The NYLP initiative has three major goals: development of leadership skills; educational and career enrichment through instruction, tutoring and field trips; and development of employment-related skills. The student participants are recruited from high schools in Newark's school district. Selection into the program is based on being a Newark resident, achieving at minimum sophomore standing in high school, earning a grade point average of 2.5 or above, and recommendation from a school guidance counselor.

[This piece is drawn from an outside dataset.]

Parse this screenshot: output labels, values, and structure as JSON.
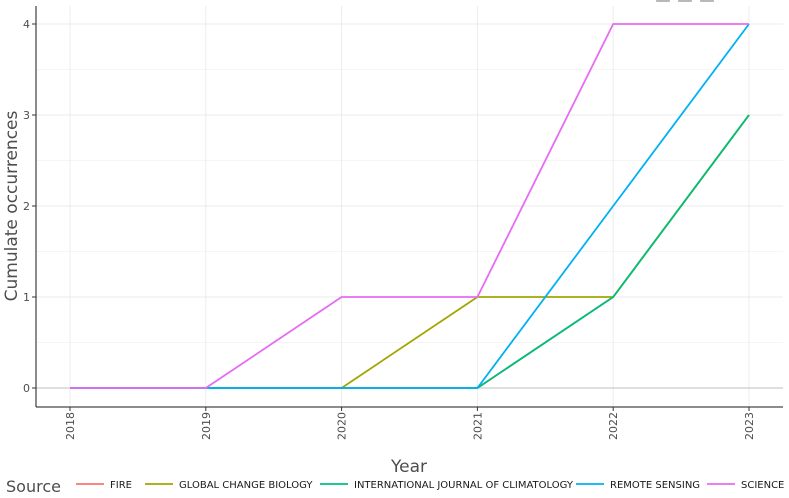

The Newark Youth Leadership Project has received high marks from all involved. The program has been particularly effective in improving participants' interpersonal, leadership, and communication skills, as well as a variety of technical skills. NYLP has also helped participants develop a strong work ethic and become more self-aware, self confident, and mature. Through their participation in the NYLP, the students have also gained a more positive outlook on their lives and are more prepared for their future education and career.
The NYLP has an educational component which emphasizes oral and written communications, basic skills enhancement, workforce readiness, problem solving, refining listening skills, conflict resolution, civic responsibility, life and survival skills, time management, consumer skills, team building, interviewing skills, appropriate behavior and dress in the work place, study habits, budgeting, health and safety, and self esteem.
Greater Newark Conservancy's NYLP interns participate in most of our ongoing programs.
Education Program interns work with Conservancy Education Program staff, helping to prepare and implement lessons. Through this process they experience aspects of a potential career in teaching and environmental science.
Community Greening Program interns help coordinate and implement various aspects of this program, including working with neighborhood block associations, assisting with horticultural workshops for residents, and helping implement the Conservancy's annual City Gardens Contest.
The Horticulture Program trains youth in marketable landscaping and horticultural skills, while at the same time improving Newark's environment. Interns work at the Conservancy's school Living Laboratory gardens and at the Conservancy's Outdoor Learning Center.
Youth assigned to the Conservancy office learn basic office skills as they participate in general office procedures.